The stories below were submitted as part of the Collecting Cars, Collecting Memories contest
Editor’s note: As a way to celebrate Father’s Day, we will be posting every story we receive as part of our Collecting Cars, Collecting Memories contest. The winner will be announced in June. To learn more and submit your story before the deadline — June 1 at midnight — about your dad and a classic car, click here.
For as long as I can remember, my father loved cars.
I grew up in the ’70s and ’80s when my dad had numerous cars. They were nothing fancy, initially: A VW bug until our family grew to six and then mostly family utility cars like Buick or Oldsmobile station wagons or big gas-guzzler sedans.
There were always car magazine subscriptions, Road and Track, Car and Driver, etc., that we would wait anxiously for the mailman to deliver every month and read cover to cover.
Some of my best memories I have of my childhood are simple car rides to school, games, errands or Sunday cruises with my dad. He would always try to name every car on the road in our travels.

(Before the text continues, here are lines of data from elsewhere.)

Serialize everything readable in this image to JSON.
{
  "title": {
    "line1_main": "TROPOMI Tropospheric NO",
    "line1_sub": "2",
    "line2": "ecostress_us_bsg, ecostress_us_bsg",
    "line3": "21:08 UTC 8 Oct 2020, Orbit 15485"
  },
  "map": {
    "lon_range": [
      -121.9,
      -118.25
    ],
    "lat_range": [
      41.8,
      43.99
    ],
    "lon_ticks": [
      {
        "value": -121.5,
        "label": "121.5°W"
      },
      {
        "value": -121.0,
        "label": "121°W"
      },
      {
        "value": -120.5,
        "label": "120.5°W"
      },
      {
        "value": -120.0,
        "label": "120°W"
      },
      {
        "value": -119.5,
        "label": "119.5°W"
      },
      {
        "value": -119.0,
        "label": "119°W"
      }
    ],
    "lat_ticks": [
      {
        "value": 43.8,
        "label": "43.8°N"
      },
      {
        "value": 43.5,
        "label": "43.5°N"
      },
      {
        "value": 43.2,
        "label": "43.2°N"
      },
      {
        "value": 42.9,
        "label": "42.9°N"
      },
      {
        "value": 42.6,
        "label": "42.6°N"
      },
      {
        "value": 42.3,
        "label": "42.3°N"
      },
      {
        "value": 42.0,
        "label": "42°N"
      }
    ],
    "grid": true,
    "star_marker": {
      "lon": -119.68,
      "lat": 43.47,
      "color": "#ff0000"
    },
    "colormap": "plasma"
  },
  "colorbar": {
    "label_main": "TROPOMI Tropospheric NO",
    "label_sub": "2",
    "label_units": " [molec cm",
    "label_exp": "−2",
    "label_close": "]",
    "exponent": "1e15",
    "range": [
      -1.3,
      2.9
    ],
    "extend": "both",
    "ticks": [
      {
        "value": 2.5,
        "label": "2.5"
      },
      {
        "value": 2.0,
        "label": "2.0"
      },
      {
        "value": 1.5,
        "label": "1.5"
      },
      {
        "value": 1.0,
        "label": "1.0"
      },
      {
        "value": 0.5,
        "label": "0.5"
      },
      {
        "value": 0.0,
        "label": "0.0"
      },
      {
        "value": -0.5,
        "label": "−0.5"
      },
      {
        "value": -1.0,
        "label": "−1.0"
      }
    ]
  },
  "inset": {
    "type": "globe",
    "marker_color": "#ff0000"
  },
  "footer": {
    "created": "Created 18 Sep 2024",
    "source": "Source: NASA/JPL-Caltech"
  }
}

For his 40th birthday, my dad treated himself to his first brand new luxury car — a 1983 Cadillac Eldorado Biarritz with all the extras, including the Rolls-Royce grill!
It was dark blue with maroon pinstripes to match the dark red leather interior and was a beautiful car that oozed coolness in my mind. I’d help him wash the car and clean the white wall tires and wire wheels on the weekends.
A few years later, he bought my mom (at least he told her it was for her) a Jaguar XJ Vanden Plas for their 20th anniversary, which may have topped the Caddy as far as classic, cool elegance and luxury go.
I learned to drive in both of those cars and in the family war wagon.
My parents loved that Caddy and Jag and basically kept them until long-term use and mechanical problems made them impractical to keep. Although nice cars followed, nothing quite topped the character of those ’80s cars and, to this day, they still talk about how they loved those cars.
Now, 30-plus years later, I myself am infected with the car bug. I have six but one stand out.
I had the opportunity to find and purchase a beautiful one-owner, low mileage, garage-kept and babied 1993 Jaguar XJS very similar to my parents’ old car. Showing and driving in the Jaguar with my parents and letting them use it (or keep it, if they want) has brought back the great memories of those cars they loved; cars I grew up with and the times we had together in them.
I also coincidentally discovered a 1984 Cadillac Biarritz convertible for sale that had been owned by an acquaintance of my dad’s. He loved to see that car in our town, as it reminded him of his old one. It’s not a done deal yet, but my pursuit of that Caddy — and putting my parents back in the cars they loved — reminds me of how my dad’s love of cars was passed on to me.
I now try to pass that same love on to my children, thanks to my dad. I realize my appreciation of all cars has mainly to do with the connection to the past and my family growing up, which probably explains my love for untraditional ’80s classic cars, like simulated wood grain paneled station wagons or Chrysler Lebanon convertibles.
Whatever the case, it is because of my dad that I have a love, appreciation and reverence for cars which I truly thank him for along with those wonderful memories of my childhood involving cars.
-C.M. Murphy from Glen Mills, Pennsylvania
We bought Ruby, our 1950 Ford woodie, after spotting it in a Hemmings ad and brought her home, tired and worn on a flatbed from a Colorado resort.
We loved her and coddled her and brought our babies home in her from the same local hospital.
Eventually when money was available, and the motor was to be replaced, we chose to rebuild that flatty out of respect to her history as a “station” wagon bringing guests from the train station to the lake resort in Colorado, where she had served for 50 years.
Ruby has been our vacation car — albeit exploring the west coast of California, where the weather stays cool. Now the kids are grown, Ruby misses them, and she yearns for the dogs and the drink spills and the cool drives though Big Sur, but she knows that they love her.
When they visit, everyone wants to take Ruby to dinner or to get ice cream. Not their Tesla, not their Mini S, but in our old station wagon where Buddy‘s ears hung out the window, the only A/C was a rolled down window and the only music was the sound of the flatty that lulled them to sleep after a long day at the beach.